Mittwochs und freitags schlüpfen um die 20 Kinder und Jugendliche in die Rollschuhe. Die Jüngste bei den Minis ist gerade mal vier Jahre alt. Talissa und die 17-jährige Paula trainieren seit zehn Jahren. Sie hatten eine Rollschuh-Show gesehen und wollten das mal ausprobieren. "Es hat viel mit Musik, Tanz und auch Akrobatik zu tun, das hat mir gefallen", sagt Talissa. Ihre Sportart gehört zu den Exoten in Deutschland, das ist auch ein Grund, weshalb sie sich dafür entschieden haben. "Es ist cool, weil es so wenig Leute machen", meint Paula.
Genau der Exotenbonus wird den Rollkunstläufern zum Verhängnis. Der Sport lässt sich schlecht vermarkten, Sponsoren finden sich kaum. Im vergangenen Jahr qualifizierten sich Talissa und Paula mit ihrer Formation für die Weltmeisterschaft in Neuseeland. Das Team konnte nicht teilnehmen, weil die Reisekosten ohne Sponsoren nicht zu stemmen waren.
Allein die Profi-Rollschuhe, die mit den parallelen Rollen und Stoppern an der Vorderseite wie ein Relikt aus den 80ern wirken, kosten mindestens 500 Euro pro Paar. Im Jugendalter, wenn die Füße noch wachsen, ist das ein teurer Spaß. Um die kostspieligen Rollschuhe zu schonen, ziehen die Mädels im Training Strumpfhosen darüber. Um Geld zu sparen, nähen die Mütter die Kostüme. Auf dem schwarzen Body mit kurzem Röckchen glitzern mehrere Dutzend Blütenblätter. "Ich habe insgesamt 38 Stunden Pailletten aufgenäht und 24 Stunden lang Strasssteinchen geklebt", erzählt Ilka Barbato.
Perfekte Körperspannung
In der Ecke der Halle ist eine Musikanlage aufgebaut. Aus den Boxen rappen Fettes Brot. Auf dem Hallenboden sind neben Volleyball- und Badmintonlinien schwarze Kreise, Wellen, kleine Schlingen aufgezeichnet. Diese Linien müssen die Rollkunstläufer in den Pflichtprüfungen auf einem Bein in einer bestimmten Kombination abfahren. Talissa rollt auf einem Bein in gleichmäßigem Tempo auf den Linien entlang, sie wechselt die Richtung, verlagert das Gewicht auf die Kanten des Schuhs. "Man muss sich total konzentrieren und die ganze Zeit eine perfekte Körperspannung behalten. Das ist anstrengend", sagt sie.

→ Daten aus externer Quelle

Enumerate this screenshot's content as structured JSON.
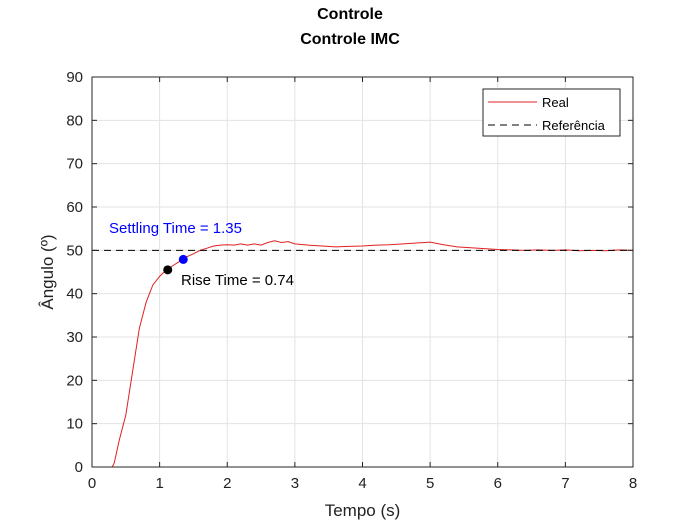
{
  "chart_data": {
    "type": "line",
    "title": "Controle",
    "subtitle": "Controle IMC",
    "xlabel": "Tempo (s)",
    "ylabel": "Ângulo (º)",
    "xlim": [
      0,
      8
    ],
    "ylim": [
      0,
      90
    ],
    "xticks": [
      0,
      1,
      2,
      3,
      4,
      5,
      6,
      7,
      8
    ],
    "yticks": [
      0,
      10,
      20,
      30,
      40,
      50,
      60,
      70,
      80,
      90
    ],
    "grid": true,
    "legend_position": "top-right",
    "series": [
      {
        "name": "Real",
        "color": "#e02020",
        "style": "solid",
        "x": [
          0,
          0.3,
          0.33,
          0.4,
          0.5,
          0.6,
          0.7,
          0.8,
          0.9,
          1.0,
          1.1,
          1.2,
          1.3,
          1.4,
          1.5,
          1.6,
          1.7,
          1.8,
          1.9,
          2.0,
          2.1,
          2.2,
          2.3,
          2.4,
          2.5,
          2.6,
          2.7,
          2.8,
          2.9,
          3.0,
          3.2,
          3.4,
          3.6,
          3.8,
          4.0,
          4.2,
          4.4,
          4.6,
          4.8,
          5.0,
          5.2,
          5.4,
          5.6,
          5.8,
          6.0,
          6.2,
          6.4,
          6.6,
          6.8,
          7.0,
          7.2,
          7.4,
          7.6,
          7.8,
          8.0
        ],
        "y": [
          0,
          0,
          1,
          6,
          12,
          22,
          32,
          38,
          42,
          44,
          45.5,
          46.5,
          47.5,
          48.5,
          49.2,
          50,
          50.5,
          51,
          51.2,
          51.3,
          51.2,
          51.5,
          51.2,
          51.5,
          51.2,
          51.8,
          52.2,
          51.8,
          52,
          51.5,
          51.2,
          51,
          50.8,
          50.9,
          51,
          51.2,
          51.3,
          51.5,
          51.7,
          51.9,
          51.3,
          50.8,
          50.6,
          50.4,
          50.2,
          50.1,
          50,
          50.1,
          50,
          50.1,
          49.9,
          50,
          49.9,
          50.1,
          50
        ]
      },
      {
        "name": "Referência",
        "color": "#000000",
        "style": "dashed",
        "x": [
          0,
          8
        ],
        "y": [
          50,
          50
        ]
      }
    ],
    "annotations": [
      {
        "text": "Settling Time = 1.35",
        "x": 1.35,
        "y": 47.9,
        "color": "#0000ff"
      },
      {
        "text": "Rise Time = 0.74",
        "x": 1.12,
        "y": 45.5,
        "color": "#000000"
      }
    ]
  }
}
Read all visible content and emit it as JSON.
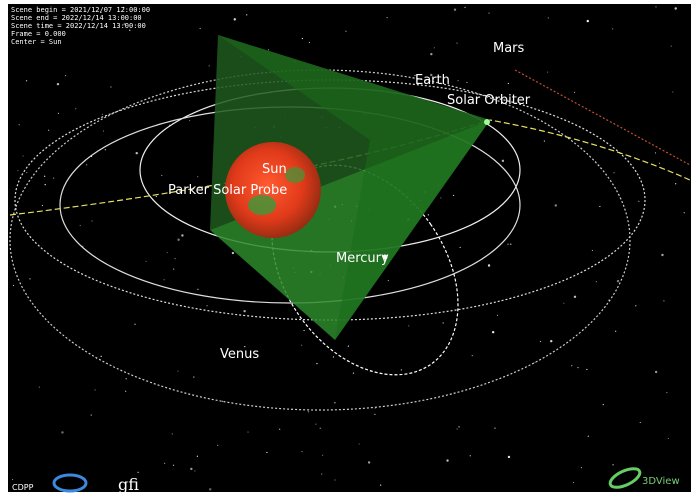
{
  "info": {
    "lines": [
      "Scene begin = 2021/12/07 12:00:00",
      "Scene end = 2022/12/14 13:00:00",
      "Scene time = 2022/12/14 13:00:00",
      "Frame = 0.000",
      "Center = Sun"
    ]
  },
  "labels": {
    "mars": "Mars",
    "earth": "Earth",
    "solar_orbiter": "Solar Orbiter",
    "sun": "Sun",
    "parker": "Parker Solar Probe",
    "mercury": "Mercury",
    "venus": "Venus"
  },
  "logos": {
    "cdpp": "CDPP",
    "gfi": "gfi",
    "threedview": "3DView"
  }
}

In den Kürprüfungen muss je nach Leistungsklasse eine Choreografie mit bestimmten Elementen gezeigt werden. Neben dem schwierigsten Sprung, dem Axel, gibt es den Rittberger, den Salchow oder den Lutz. Alles Sprünge, die man aus dem Eiskunstlauf kennt. Auch die Todesspirale ist ein Element der Rollkunstläufer. Dabei dreht der Läufer seine Partnerin an nur einer Hand um seine Achse, sie berührt dabei fast den Boden. Doch die Todesspirale fällt bei den Verdener Rollkunstläufern aus Mangel an männlichen Partnern aus.
Talissa und Paula helfen im Training den anderen Mädels, beantworten Fragen, geben Tipps. Zuletzt trainierten sie mit der Formation für die Niedersächsischen Landesmeisterschaften in Einbeck an diesem Wochenende und die Deutschen Meisterschaften in August in Weil am Rhein – mindestens drei Mal in der Woche, am Wochenende folgt Leistungstraining mit der ganzen Mannschaft. Im Einzel werden die beiden aus Zeitgründen nur an wenigen Wettkämpfen teilnehmen. Aber auch da peilen sie hohe Platzierungen an. Den Axel üben sie dafür wieder, bis er perfekt ist.